I am also excited about the new Jack and Sheryl Morris Cancer Center, New Brunswick, NJ, which is a state-of-the-art, freestanding cancer hospital that will offer patients a variety of advanced cancer care services all under one roof. This center is scheduled to open in 2025.

TON: Given the increased use of biosimilars in cancer care, what is your approach to educating patients and their families?

Ms Zeichner: When we talk to patients and their families about biosimilars, we typically hear 2 questions: “Why should I consider switching to a different drug if the drug I am currently on is already working well?” and “If these drugs are less expensive, does that mean they aren’t as good?” When these questions arise, I discuss the cost-savings associated with biosimilars, because they are less expensive to manufacture. I explain that biosimilars still go through rigorous clinical trial evaluation for safety and efficacy. Once patients really understand what biosimilars are and how they are developed, they are often open to switching, because these agents are just as safe and effective as the reference biologics yet have the added benefit of making healthcare more affordable for everyone, promoting health equity in cancer care.
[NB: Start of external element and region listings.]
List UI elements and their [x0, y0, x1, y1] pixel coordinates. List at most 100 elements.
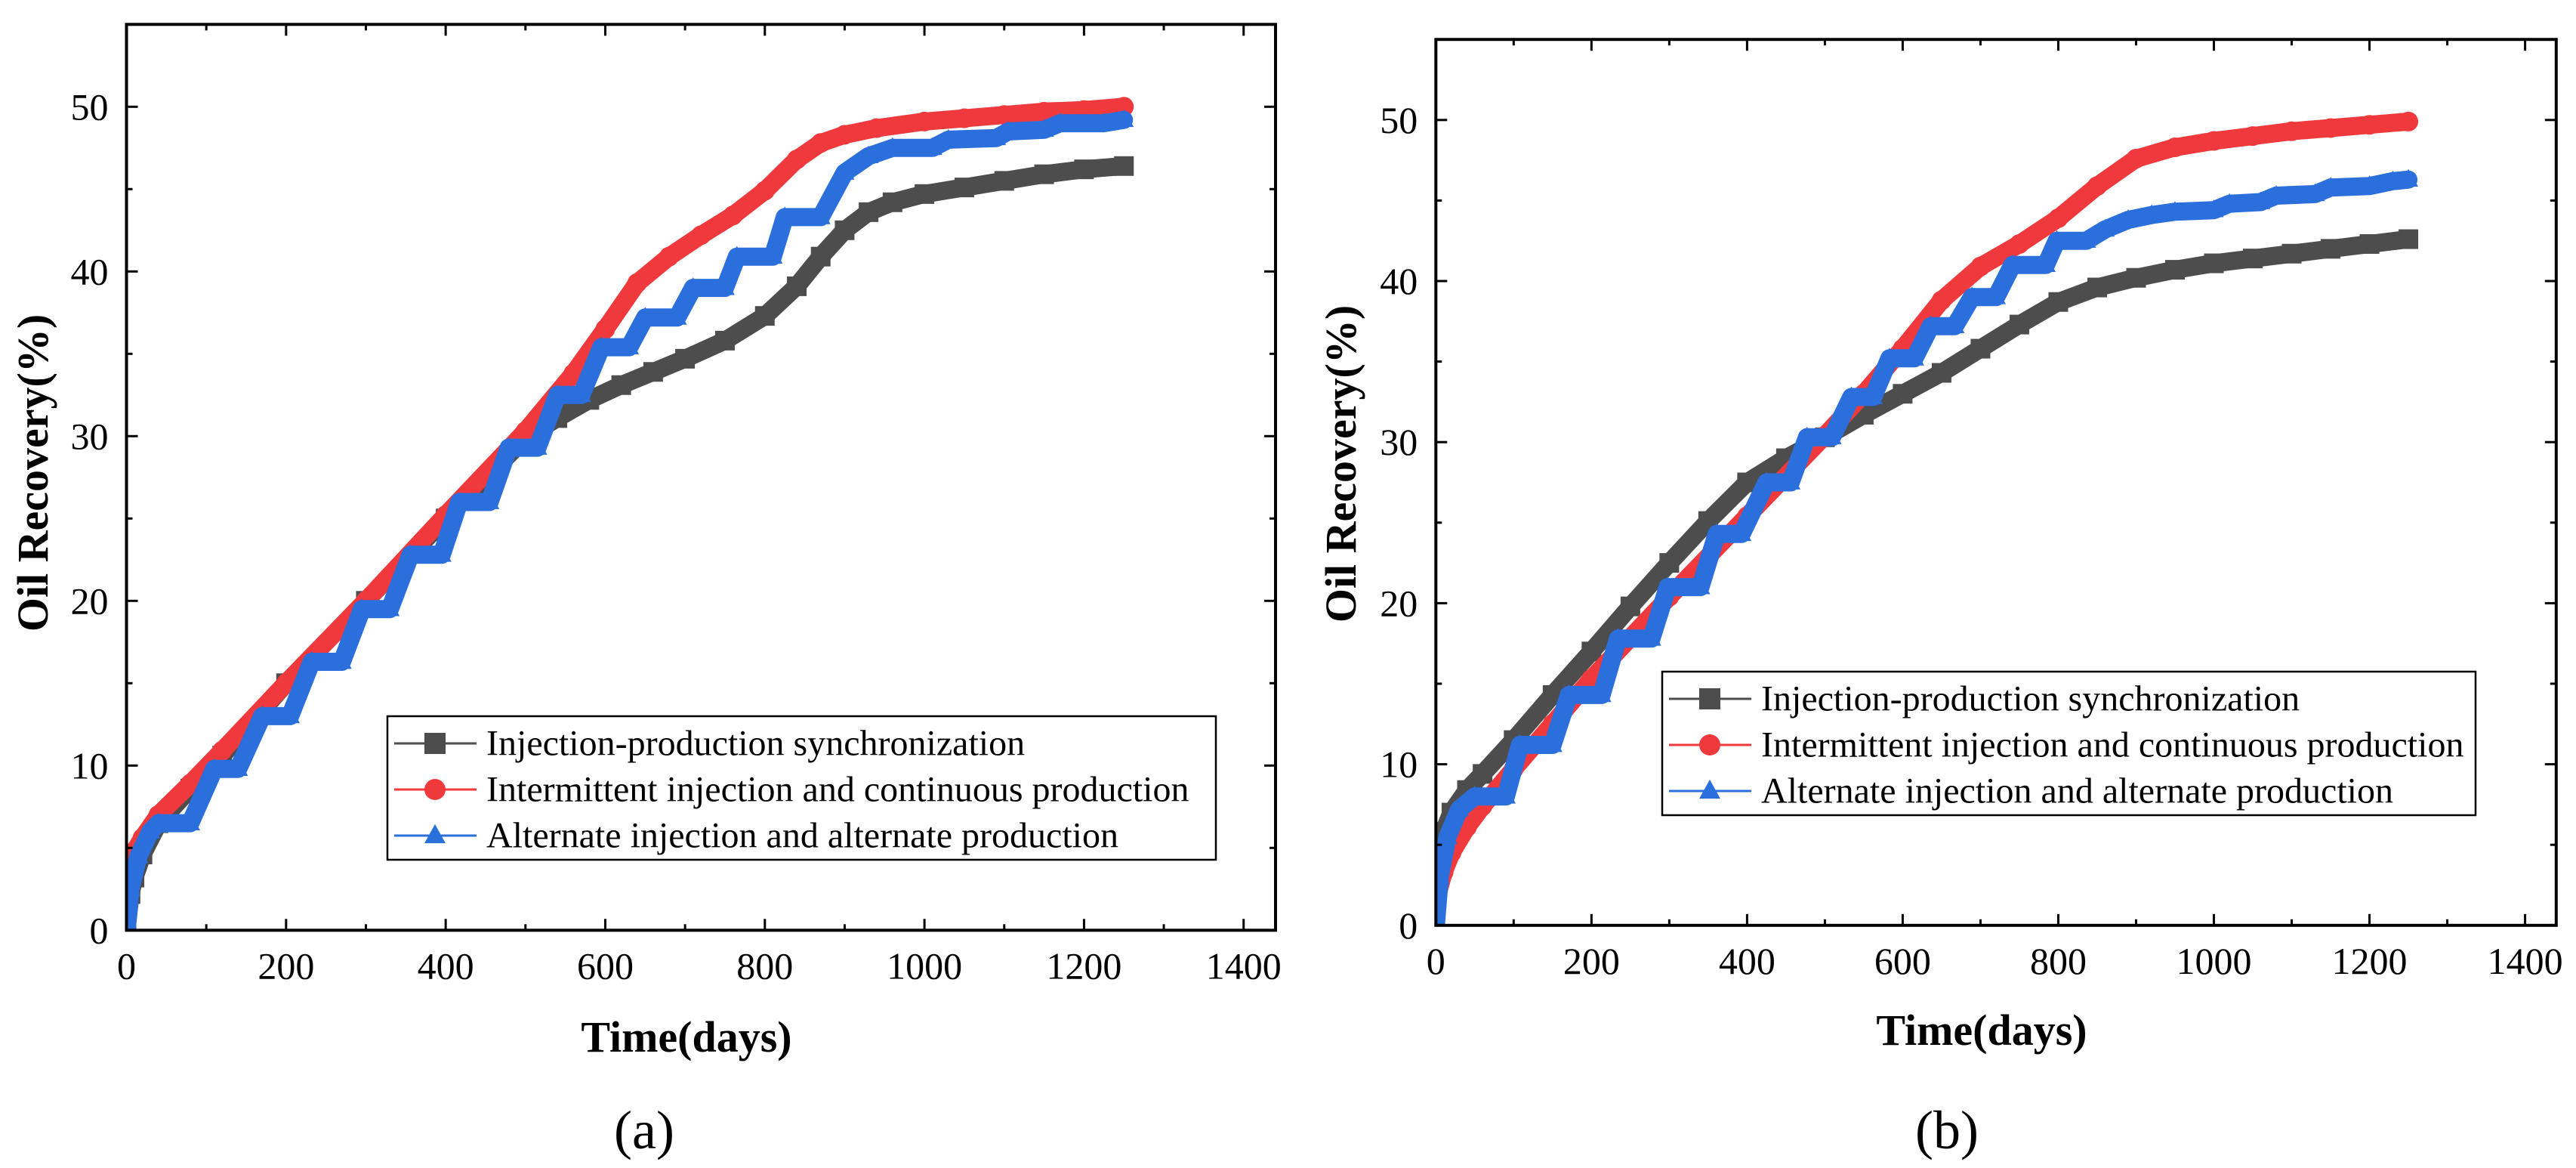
data-point-triangle	[1822, 426, 1842, 445]
data-point-triangle	[527, 437, 548, 455]
data-point-square	[2399, 229, 2419, 249]
data-point-circle	[659, 246, 679, 267]
data-point-circle	[2164, 138, 2185, 158]
y-tick-label: 40	[71, 250, 109, 292]
data-point-circle	[835, 125, 855, 145]
data-point-triangle	[1034, 119, 1054, 138]
y-tick-label: 30	[71, 415, 109, 457]
data-point-triangle	[2321, 177, 2341, 195]
data-point-circle	[2359, 115, 2380, 135]
x-tick-label: 1000	[2176, 940, 2252, 982]
data-point-square	[2204, 253, 2224, 273]
legend-frame	[386, 715, 1217, 861]
y-tick-label: 30	[1380, 421, 1418, 463]
data-point-triangle	[2220, 193, 2240, 212]
data-point-triangle	[1781, 471, 1801, 490]
data-point-square	[1659, 553, 1680, 573]
data-point-triangle	[1542, 734, 1563, 752]
y-tick-label: 20	[1380, 582, 1418, 624]
data-point-square	[1893, 384, 1913, 404]
data-point-triangle	[1641, 628, 1661, 646]
data-point-triangle	[859, 145, 879, 164]
data-point-triangle	[1114, 109, 1134, 128]
data-point-triangle	[1437, 826, 1458, 844]
data-point-triangle	[400, 544, 421, 562]
data-point-triangle	[380, 598, 400, 616]
x-tick-label: 200	[1563, 940, 1620, 982]
data-point-circle	[1970, 256, 1991, 277]
data-point-triangle	[126, 878, 140, 897]
data-point-triangle	[775, 206, 795, 224]
x-tick-label: 400	[1719, 940, 1775, 982]
data-point-triangle	[1863, 386, 1883, 404]
y-tick-label: 0	[90, 909, 109, 951]
data-point-triangle	[1608, 628, 1628, 646]
legend-entry: Alternate injection and alternate produc…	[1669, 771, 2393, 811]
legend-marker-circle	[424, 779, 446, 800]
data-point-square	[1114, 156, 1134, 176]
data-point-triangle	[922, 137, 942, 156]
data-point-triangle	[1050, 113, 1070, 131]
x-tick-label: 1400	[1206, 944, 1282, 987]
data-point-triangle	[2047, 230, 2067, 249]
plot-frame	[1434, 38, 2558, 927]
data-point-triangle	[1962, 286, 1982, 304]
data-point-circle	[2243, 126, 2263, 147]
data-point-triangle	[332, 650, 352, 669]
y-tick-label: 40	[1380, 260, 1418, 302]
x-tick-label: 200	[258, 944, 314, 987]
data-point-square	[1473, 764, 1493, 784]
legend-entry: Injection-production synchronization	[394, 724, 1025, 764]
data-point-square	[2087, 277, 2107, 298]
data-point-circle	[810, 133, 831, 153]
data-point-triangle	[2142, 204, 2162, 222]
y-axis-title: Oil Recovery(%)	[8, 314, 57, 632]
data-point-triangle	[2383, 170, 2403, 189]
data-point-square	[643, 362, 663, 382]
data-point-circle	[212, 740, 233, 761]
data-point-triangle	[1841, 386, 1862, 404]
data-point-triangle	[2251, 191, 2271, 209]
data-point-triangle	[1690, 576, 1711, 595]
legend-label: Alternate injection and alternate produc…	[486, 816, 1118, 856]
data-point-triangle	[1496, 786, 1516, 804]
data-point-triangle	[1510, 734, 1530, 752]
legend-label: Intermittent injection and continuous pr…	[1761, 725, 2463, 765]
data-point-circle	[691, 225, 711, 246]
data-point-square	[835, 220, 855, 240]
data-point-triangle	[548, 384, 568, 403]
data-point-triangle	[1920, 315, 1941, 334]
data-point-square	[714, 330, 735, 351]
x-axis-title: Time(days)	[581, 1012, 791, 1061]
data-point-circle	[2048, 208, 2069, 228]
data-point-triangle	[431, 544, 452, 562]
data-point-triangle	[498, 437, 519, 455]
panel-label: (b)	[1915, 1100, 1979, 1160]
y-axis-title: Oil Recovery(%)	[1316, 305, 1365, 623]
data-point-triangle	[986, 127, 1007, 146]
data-point-square	[754, 306, 775, 326]
x-tick-label: 1400	[2488, 940, 2563, 982]
data-point-triangle	[180, 812, 201, 830]
data-point-triangle	[480, 491, 500, 509]
legend-marker-square	[1699, 688, 1720, 709]
data-point-triangle	[252, 705, 273, 724]
data-point-triangle	[204, 758, 224, 777]
data-point-square	[2126, 267, 2146, 288]
data-point-circle	[515, 421, 535, 441]
data-point-triangle	[2399, 168, 2419, 187]
data-point-triangle	[1945, 315, 1965, 334]
data-point-triangle	[571, 384, 591, 403]
data-point-square	[1620, 596, 1640, 616]
data-point-square	[882, 192, 902, 212]
data-point-circle	[595, 319, 615, 339]
legend: Injection-production synchronization Inte…	[1661, 670, 2477, 817]
data-point-square	[2359, 233, 2380, 254]
data-point-circle	[954, 108, 974, 128]
panel-a: 0 200 400 600 800 1000 1200 1400 0 10 20 30 40 50 Time…	[8, 23, 1282, 1160]
data-point-triangle	[2164, 201, 2185, 219]
x-tick-label: 1200	[2332, 940, 2408, 982]
data-point-triangle	[1904, 348, 1924, 366]
legend-marker-triangle	[424, 823, 446, 844]
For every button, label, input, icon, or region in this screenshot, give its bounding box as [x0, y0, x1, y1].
TON: How do you maintain a healthy life/work balance?

Ms Zeichner: I think it is very important to find time for yourself and the things you enjoy. I love spending quality time with my family. Whenever possible, we try to do things outside in nature, such as going for a hike. I am also a runner, which helps to lower my stress and clear my head. I have 2 teenage daughters and I think it is very important to model for them how to find a healthy balance between caring for myself and my family, while at the same time being successful in my career.